We’ve been lucky to have truly premium content at a time when there’s just a glut of content out there on the internet. It also helps to have things that are truly in demand by consumers and differentiated.

We also manage these content properties from a Silicon Valley product perspective rather than a pure media perspective. That’s allowed us to get out ahead of things like the transition to mobile and now the transition to connected TVs, which is a huge source of traffic growth as well.

2. What separates CBS from others on Comscore’s list?

We’re unique on that list in a couple ways. One is that we got that spot solely on the back of creating and distributing our own premium content, whereas everybody else in that list got there by being a search engine or social network.

The second is that we got there by being a house of premium brands. Some of those are CBS brands, some of them are under the window of CNET, which was a public company that was acquired by CBS in 2008. And under CNET we have brands like GameSpot, which is the No. 1 video games property online.

3. CBS predicts that All Access will have at least 4 million subscribers by the end of 2019, a 40 percent jump from August. What do you think will lead this growth: live programming, sports coverage or original content?

It’s a great question and the answer is all the above, with originals becoming a more and more important part of the balanced breakfast that we serve.

Original is a big and growing reason why people are subscribers to All Access. We just launched season two of “Star Trek: Discovery” a little over a week ago and we’ll have season three of “The Good Fight” coming up soon.

Additionally, being a multiplatform extension of the CBS network, consumers can watch CBS broadcast shows online to catch up. The platform also offers deeper content around those franchises. For example, right now we’re in the middle of “Big Brother” and we offer a 24/7 view of the “Big Brother” household and other additional features online.
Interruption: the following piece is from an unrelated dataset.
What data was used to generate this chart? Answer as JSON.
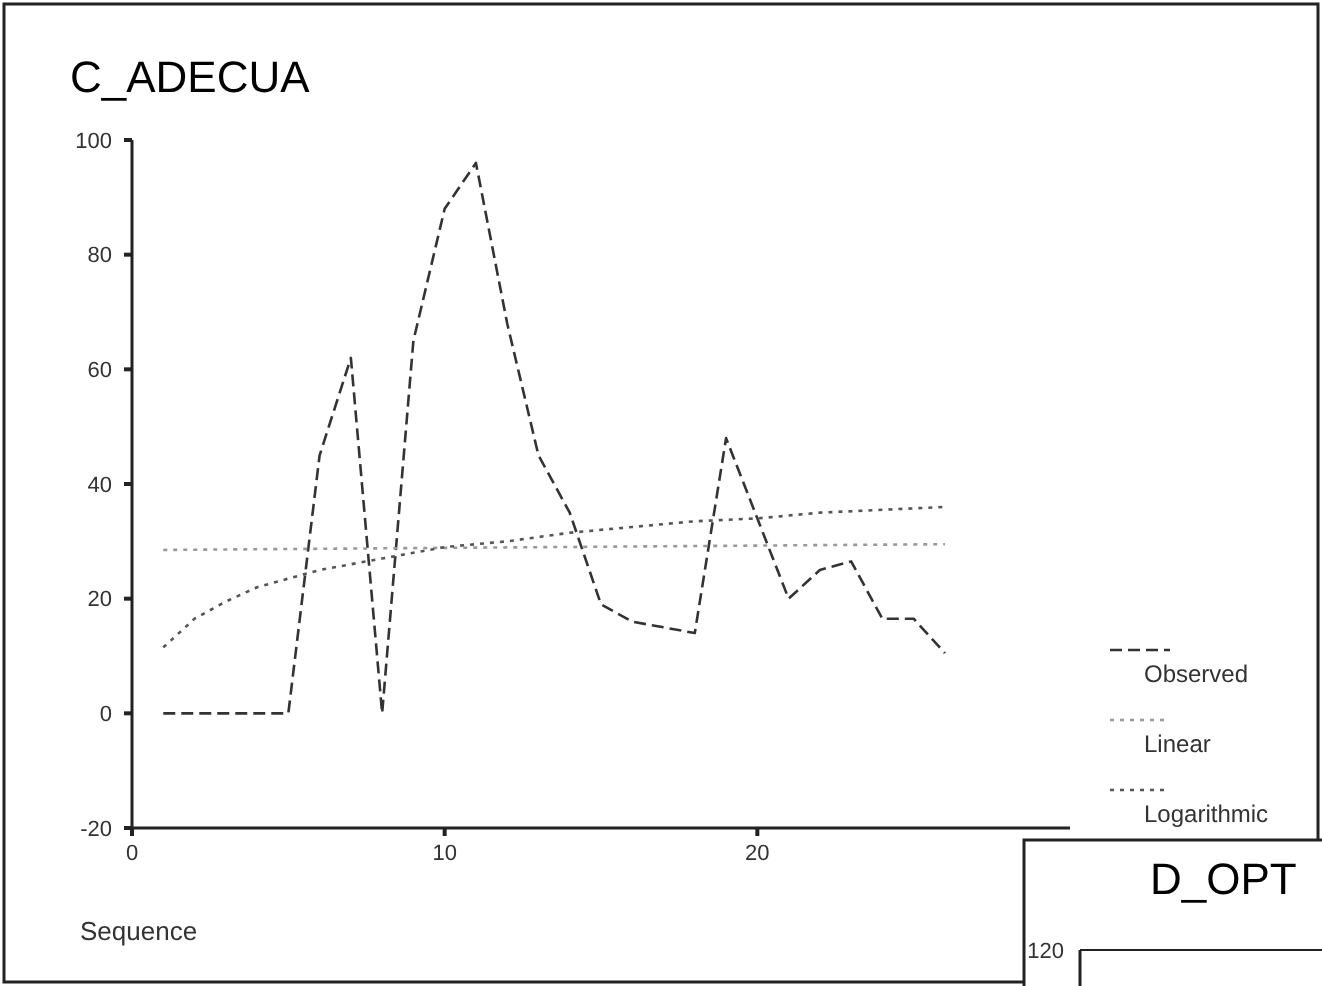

4. CBS has capitalized on the success of “Star Trek” with a growing list of spinoff shows. Will this be similar with strategy with CBS’ other popular IP?

We’re very lucky to have such premium IP that we can leverage. I think these tentpoles are one part of a great original content strategy for us. And yeah, I think you can expect other announcements down that pathway.
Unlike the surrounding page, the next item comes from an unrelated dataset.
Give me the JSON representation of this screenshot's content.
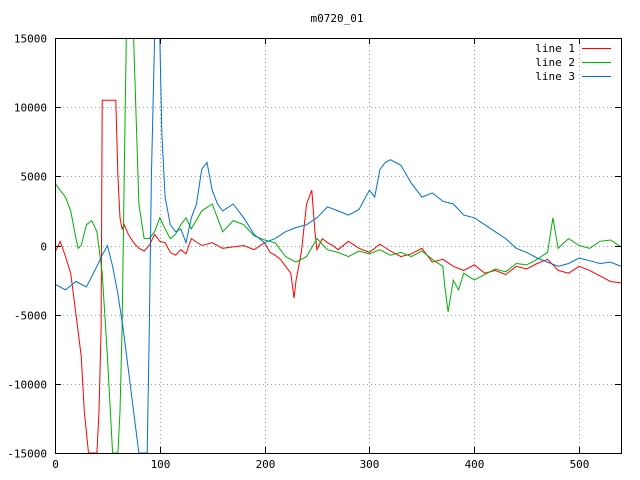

It’s one of our advantages in an increasingly crowded marketplace and the right move for us to leverage it. But we’re also doing all kinds of other original shows and you’re going to continue to see CBS invest.

5. How important are social platforms like Facebook and Snapchat to the video strategies of CBS’ CNET, TVGuide and All Access?

We are too broad and diverse, and frankly too large of a company to have any one distribution point be mission critical.

We have experimented with social media companies in the past. We won a award for the James Corden integration at Snapchat, and we [re-distribute] our late-night shows and the news through Facebook Watch. And recently with YouTube, for the first time we are allowing people to see episode one, season two of “Star Trek: Discovery” for free.

But for us, we distribute in so many different places online and offline that social media by itself is not crucial.